Participants included Framingham Heart Study subjects who were free of CHF and who had plasma homocysteine levels determined at two examinations eight years apart. The 2,491 eligible subjects, including 1,547 women, were examined every two years.
About one quarter of patients had baseline homocysteine levels of more than 1.9 mg per L (14 mmol per L). During an eight-year follow-up, 156 subjects (88 women) developed CHF. Crude cumulative incidence of CHF in women and men in the top two homocysteine quartiles was considerably higher than the incidence in the lower two quartiles. An age-adjusted model showed similar results; CHF risk increased about 25 percent in men and 49 percent in women per quartile. In women, the risk of CHF rose at the second quartile and continued to increase. In men, CHF risk increased only beyond the second quartile.

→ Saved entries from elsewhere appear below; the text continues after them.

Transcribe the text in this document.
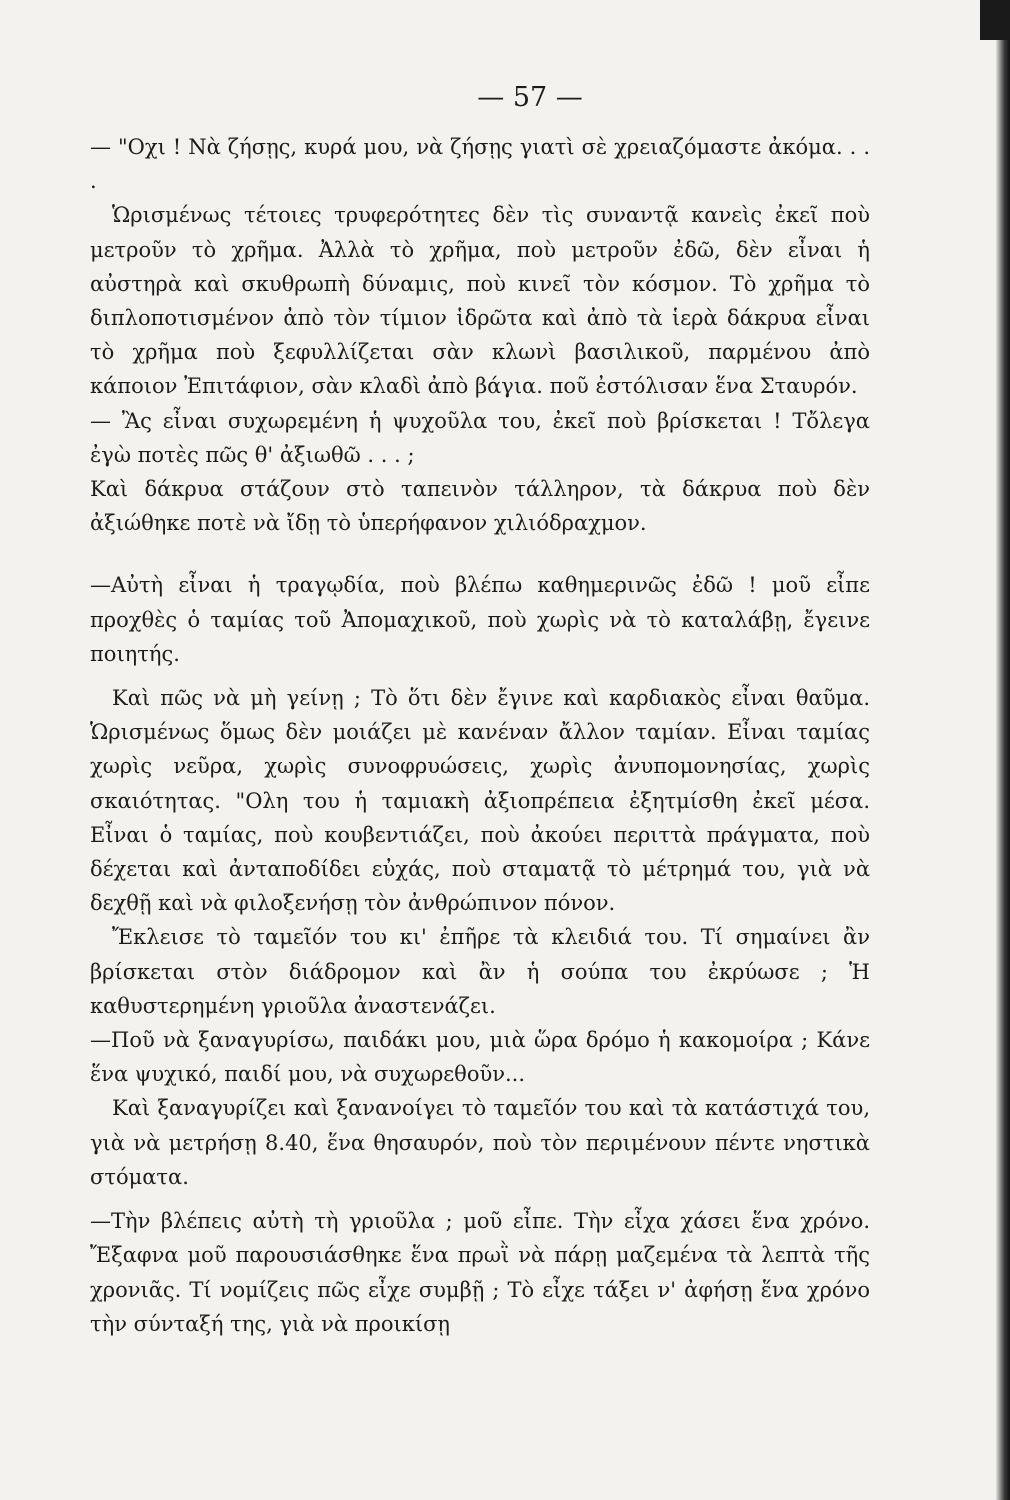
— 57 —

— "Οχι ! Νὰ ζήσῃς, κυρά μου, νὰ ζήσῃς γιατὶ σὲ χρειαζόμαστε ἀκόμα. . . .

Ὡρισμένως τέτοιες τρυφερότητες δὲν τὶς συναντᾷ κανεὶς ἐκεῖ ποὺ μετροῦν τὸ χρῆμα. Ἀλλὰ τὸ χρῆμα, ποὺ μετροῦν ἐδῶ, δὲν εἶναι ἡ αὐστηρὰ καὶ σκυθρωπὴ δύναμις, ποὺ κινεῖ τὸν κόσμον. Τὸ χρῆμα τὸ διπλοποτισμένον ἀπὸ τὸν τίμιον ἱδρῶτα καὶ ἀπὸ τὰ ἱερὰ δάκρυα εἶναι τὸ χρῆμα ποὺ ξεφυλλίζεται σὰν κλωνὶ βασιλικοῦ, παρμένου ἀπὸ κάποιον Ἐπιτάφιον, σὰν κλαδὶ ἀπὸ βάγια. ποῦ ἐστόλισαν ἕνα Σταυρόν.

— Ἂς εἶναι συχωρεμένη ἡ ψυχοῦλα του, ἐκεῖ ποὺ βρίσκεται ! Τὄλεγα ἐγὼ ποτὲς πῶς θ' ἀξιωθῶ . . . ;

Καὶ δάκρυα στάζουν στὸ ταπεινὸν τάλληρον, τὰ δάκρυα ποὺ δὲν ἀξιώθηκε ποτὲ νὰ ἴδῃ τὸ ὑπερήφανον χιλιόδραχμον.

—Αὐτὴ εἶναι ἡ τραγῳδία, ποὺ βλέπω καθημερινῶς ἐδῶ ! μοῦ εἶπε προχθὲς ὁ ταμίας τοῦ Ἀπομαχικοῦ, ποὺ χωρὶς νὰ τὸ καταλάβῃ, ἔγεινε ποιητής.

Καὶ πῶς νὰ μὴ γείνῃ ; Τὸ ὅτι δὲν ἔγινε καὶ καρδιακὸς εἶναι θαῦμα. Ὡρισμένως ὅμως δὲν μοιάζει μὲ κανέναν ἄλλον ταμίαν. Εἶναι ταμίας χωρὶς νεῦρα, χωρὶς συνοφρυώσεις, χωρὶς ἀνυπομονησίας, χωρὶς σκαιότητας. "Ολη του ἡ ταμιακὴ ἀξιοπρέπεια ἐξητμίσθη ἐκεῖ μέσα. Εἶναι ὁ ταμίας, ποὺ κουβεντιάζει, ποὺ ἀκούει περιττὰ πράγματα, ποὺ δέχεται καὶ ἀνταποδίδει εὐχάς, ποὺ σταματᾷ τὸ μέτρημά του, γιὰ νὰ δεχθῇ καὶ νὰ φιλοξενήσῃ τὸν ἀνθρώπινον πόνον.

Ἔκλεισε τὸ ταμεῖόν του κι' ἐπῆρε τὰ κλειδιά του. Τί σημαίνει ἂν βρίσκεται στὸν διάδρομον καὶ ἂν ἡ σούπα του ἐκρύωσε ; Ἡ καθυστερημένη γριοῦλα ἀναστενάζει.

—Ποῦ νὰ ξαναγυρίσω, παιδάκι μου, μιὰ ὥρα δρόμο ἡ κακομοίρα ; Κάνε ἕνα ψυχικό, παιδί μου, νὰ συχωρεθοῦν...

Καὶ ξαναγυρίζει καὶ ξανανοίγει τὸ ταμεῖόν του καὶ τὰ κατάστιχά του, γιὰ νὰ μετρήσῃ 8.40, ἕνα θησαυρόν, ποὺ τὸν περιμένουν πέντε νηστικὰ στόματα.

—Τὴν βλέπεις αὐτὴ τὴ γριοῦλα ; μοῦ εἶπε. Τὴν εἶχα χάσει ἕνα χρόνο. Ἔξαφνα μοῦ παρουσιάσθηκε ἕνα πρωῒ νὰ πάρῃ μαζεμένα τὰ λεπτὰ τῆς χρονιᾶς. Τί νομίζεις πῶς εἶχε συμβῇ ; Τὸ εἶχε τάξει ν' ἀφήσῃ ἕνα χρόνο τὴν σύνταξή της, γιὰ νὰ προικίσῃ
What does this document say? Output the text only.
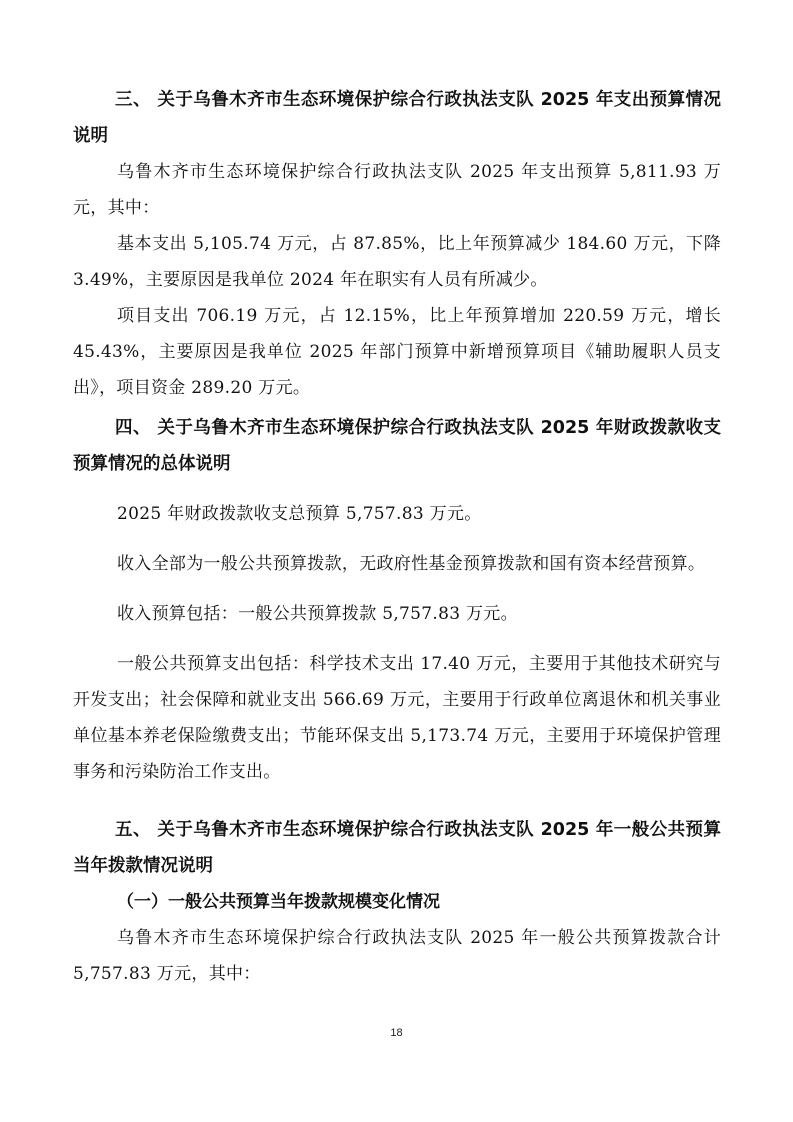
三、 关于乌鲁木齐市生态环境保护综合行政执法支队 2025 年支出预算情况说明

乌鲁木齐市生态环境保护综合行政执法支队 2025 年支出预算 5,811.93 万元，其中：

基本支出 5,105.74 万元，占 87.85%，比上年预算减少 184.60 万元，下降 3.49%，主要原因是我单位 2024 年在职实有人员有所减少。

项目支出 706.19 万元，占 12.15%，比上年预算增加 220.59 万元，增长 45.43%，主要原因是我单位 2025 年部门预算中新增预算项目《辅助履职人员支出》，项目资金 289.20 万元。

四、 关于乌鲁木齐市生态环境保护综合行政执法支队 2025 年财政拨款收支预算情况的总体说明

2025 年财政拨款收支总预算 5,757.83 万元。

收入全部为一般公共预算拨款，无政府性基金预算拨款和国有资本经营预算。

收入预算包括：一般公共预算拨款 5,757.83 万元。

一般公共预算支出包括：科学技术支出 17.40 万元，主要用于其他技术研究与开发支出；社会保障和就业支出 566.69 万元，主要用于行政单位离退休和机关事业单位基本养老保险缴费支出；节能环保支出 5,173.74 万元，主要用于环境保护管理事务和污染防治工作支出。

五、 关于乌鲁木齐市生态环境保护综合行政执法支队 2025 年一般公共预算当年拨款情况说明

（一）一般公共预算当年拨款规模变化情况

乌鲁木齐市生态环境保护综合行政执法支队 2025 年一般公共预算拨款合计 5,757.83 万元，其中：

18
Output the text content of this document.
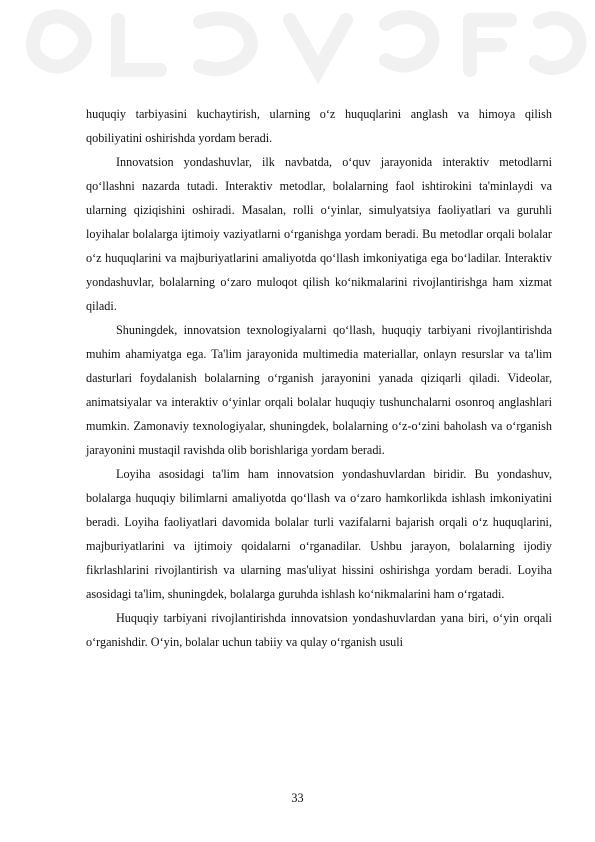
huquqiy tarbiyasini kuchaytirish, ularning o‘z huquqlarini anglash va himoya qilish qobiliyatini oshirishda yordam beradi.

Innovatsion yondashuvlar, ilk navbatda, o‘quv jarayonida interaktiv metodlarni qo‘llashni nazarda tutadi. Interaktiv metodlar, bolalarning faol ishtirokini ta'minlaydi va ularning qiziqishini oshiradi. Masalan, rolli o‘yinlar, simulyatsiya faoliyatlari va guruhli loyihalar bolalarga ijtimoiy vaziyatlarni o‘rganishga yordam beradi. Bu metodlar orqali bolalar o‘z huquqlarini va majburiyatlarini amaliyotda qo‘llash imkoniyatiga ega bo‘ladilar. Interaktiv yondashuvlar, bolalarning o‘zaro muloqot qilish ko‘nikmalarini rivojlantirishga ham xizmat qiladi.

Shuningdek, innovatsion texnologiyalarni qo‘llash, huquqiy tarbiyani rivojlantirishda muhim ahamiyatga ega. Ta'lim jarayonida multimedia materiallar, onlayn resurslar va ta'lim dasturlari foydalanish bolalarning o‘rganish jarayonini yanada qiziqarli qiladi. Videolar, animatsiyalar va interaktiv o‘yinlar orqali bolalar huquqiy tushunchalarni osonroq anglashlari mumkin. Zamonaviy texnologiyalar, shuningdek, bolalarning o‘z-o‘zini baholash va o‘rganish jarayonini mustaqil ravishda olib borishlariga yordam beradi.

Loyiha asosidagi ta'lim ham innovatsion yondashuvlardan biridir. Bu yondashuv, bolalarga huquqiy bilimlarni amaliyotda qo‘llash va o‘zaro hamkorlikda ishlash imkoniyatini beradi. Loyiha faoliyatlari davomida bolalar turli vazifalarni bajarish orqali o‘z huquqlarini, majburiyatlarini va ijtimoiy qoidalarni o‘rganadilar. Ushbu jarayon, bolalarning ijodiy fikrlashlarini rivojlantirish va ularning mas'uliyat hissini oshirishga yordam beradi. Loyiha asosidagi ta'lim, shuningdek, bolalarga guruhda ishlash ko‘nikmalarini ham o‘rgatadi.

Huquqiy tarbiyani rivojlantirishda innovatsion yondashuvlardan yana biri, o‘yin orqali o‘rganishdir. O‘yin, bolalar uchun tabiiy va qulay o‘rganish usuli

33
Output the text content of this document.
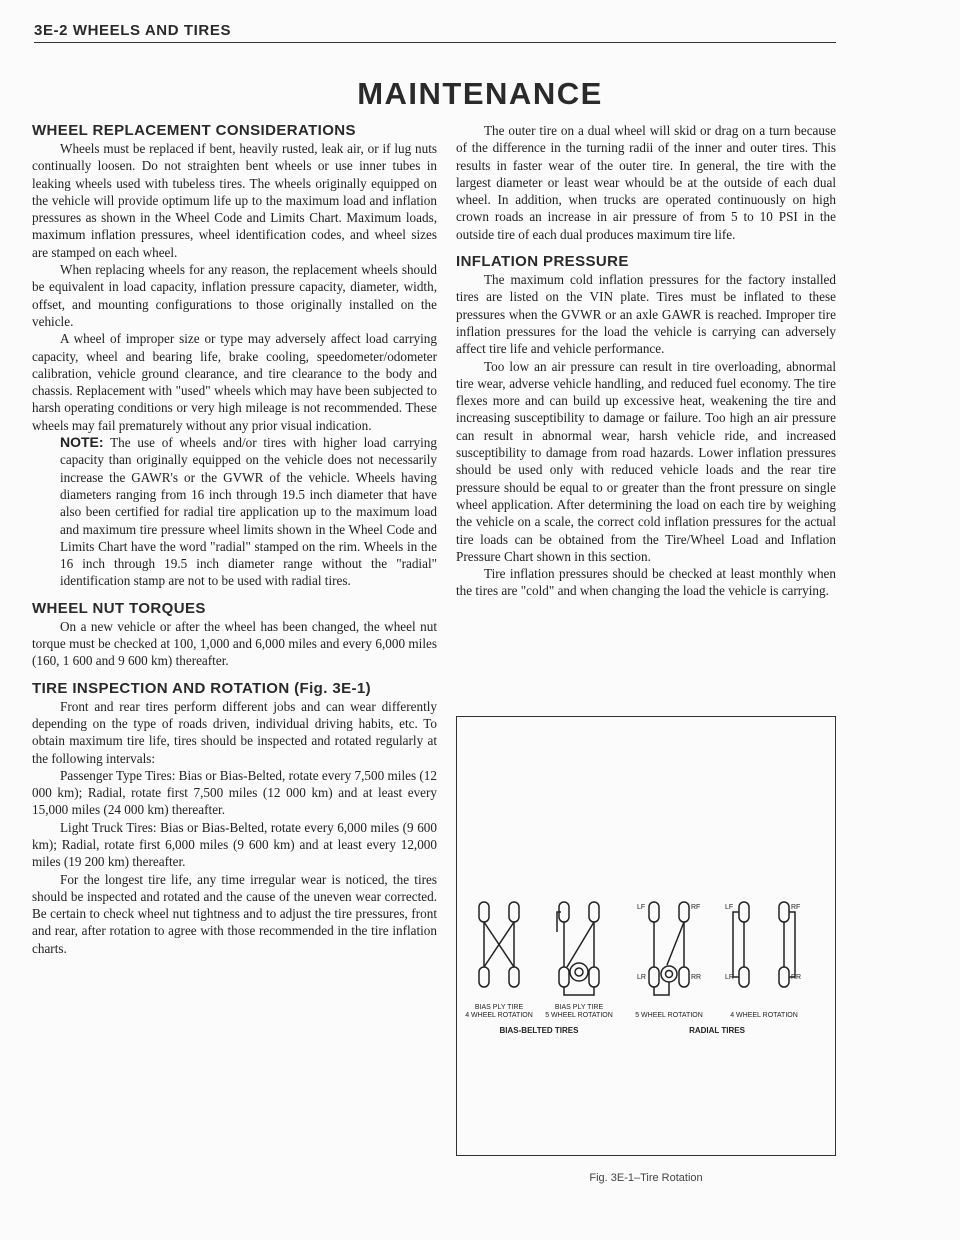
3E-2 WHEELS AND TIRES
MAINTENANCE
WHEEL REPLACEMENT CONSIDERATIONS

Wheels must be replaced if bent, heavily rusted, leak air, or if lug nuts continually loosen. Do not straighten bent wheels or use inner tubes in leaking wheels used with tubeless tires. The wheels originally equipped on the vehicle will provide optimum life up to the maximum load and inflation pressures as shown in the Wheel Code and Limits Chart. Maximum loads, maximum inflation pressures, wheel identification codes, and wheel sizes are stamped on each wheel.

When replacing wheels for any reason, the replacement wheels should be equivalent in load capacity, inflation pressure capacity, diameter, width, offset, and mounting configurations to those originally installed on the vehicle.

A wheel of improper size or type may adversely affect load carrying capacity, wheel and bearing life, brake cooling, speedometer/odometer calibration, vehicle ground clearance, and tire clearance to the body and chassis. Replacement with "used" wheels which may have been subjected to harsh operating conditions or very high mileage is not recommended. These wheels may fail prematurely without any prior visual indication.

NOTE: The use of wheels and/or tires with higher load carrying capacity than originally equipped on the vehicle does not necessarily increase the GAWR's or the GVWR of the vehicle. Wheels having diameters ranging from 16 inch through 19.5 inch diameter that have also been certified for radial tire application up to the maximum load and maximum tire pressure wheel limits shown in the Wheel Code and Limits Chart have the word "radial" stamped on the rim. Wheels in the 16 inch through 19.5 inch diameter range without the "radial" identification stamp are not to be used with radial tires.

WHEEL NUT TORQUES

On a new vehicle or after the wheel has been changed, the wheel nut torque must be checked at 100, 1,000 and 6,000 miles and every 6,000 miles (160, 1 600 and 9 600 km) thereafter.

TIRE INSPECTION AND ROTATION (Fig. 3E-1)

Front and rear tires perform different jobs and can wear differently depending on the type of roads driven, individual driving habits, etc. To obtain maximum tire life, tires should be inspected and rotated regularly at the following intervals:

Passenger Type Tires: Bias or Bias-Belted, rotate every 7,500 miles (12 000 km); Radial, rotate first 7,500 miles (12 000 km) and at least every 15,000 miles (24 000 km) thereafter.

Light Truck Tires: Bias or Bias-Belted, rotate every 6,000 miles (9 600 km); Radial, rotate first 6,000 miles (9 600 km) and at least every 12,000 miles (19 200 km) thereafter.

For the longest tire life, any time irregular wear is noticed, the tires should be inspected and rotated and the cause of the uneven wear corrected. Be certain to check wheel nut tightness and to adjust the tire pressures, front and rear, after rotation to agree with those recommended in the tire inflation charts.

The outer tire on a dual wheel will skid or drag on a turn because of the difference in the turning radii of the inner and outer tires. This results in faster wear of the outer tire. In general, the tire with the largest diameter or least wear whould be at the outside of each dual wheel. In addition, when trucks are operated continuously on high crown roads an increase in air pressure of from 5 to 10 PSI in the outside tire of each dual produces maximum tire life.

INFLATION PRESSURE

The maximum cold inflation pressures for the factory installed tires are listed on the VIN plate. Tires must be inflated to these pressures when the GVWR or an axle GAWR is reached. Improper tire inflation pressures for the load the vehicle is carrying can adversely affect tire life and vehicle performance.

Too low an air pressure can result in tire overloading, abnormal tire wear, adverse vehicle handling, and reduced fuel economy. The tire flexes more and can build up excessive heat, weakening the tire and increasing susceptibility to damage or failure. Too high an air pressure can result in abnormal wear, harsh vehicle ride, and increased susceptibility to damage from road hazards. Lower inflation pressures should be used only with reduced vehicle loads and the rear tire pressure should be equal to or greater than the front pressure on single wheel application. After determining the load on each tire by weighing the vehicle on a scale, the correct cold inflation pressures for the actual tire loads can be obtained from the Tire/Wheel Load and Inflation Pressure Chart shown in this section.

Tire inflation pressures should be checked at least monthly when the tires are "cold" and when changing the load the vehicle is carrying.

LF	RF
LR	RR
LF	RF
LR	RR
BIAS PLY TIRE
4 WHEEL ROTATION
BIAS PLY TIRE
5 WHEEL ROTATION	5 WHEEL ROTATION	4 WHEEL ROTATION
BIAS-BELTED TIRES	RADIAL TIRES
Fig. 3E-1–Tire Rotation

This study appears to show that in women, elevated plasma homocysteine concentration is related positively and strongly to CHF risk. In men, the association of plasma homocysteine with risk of CHF became evident only at values exceeding the median. The authors state that if their observational findings are confirmed, additional studies will have to show that lowering homocysteine levels with folic acid can reduce CHF risk.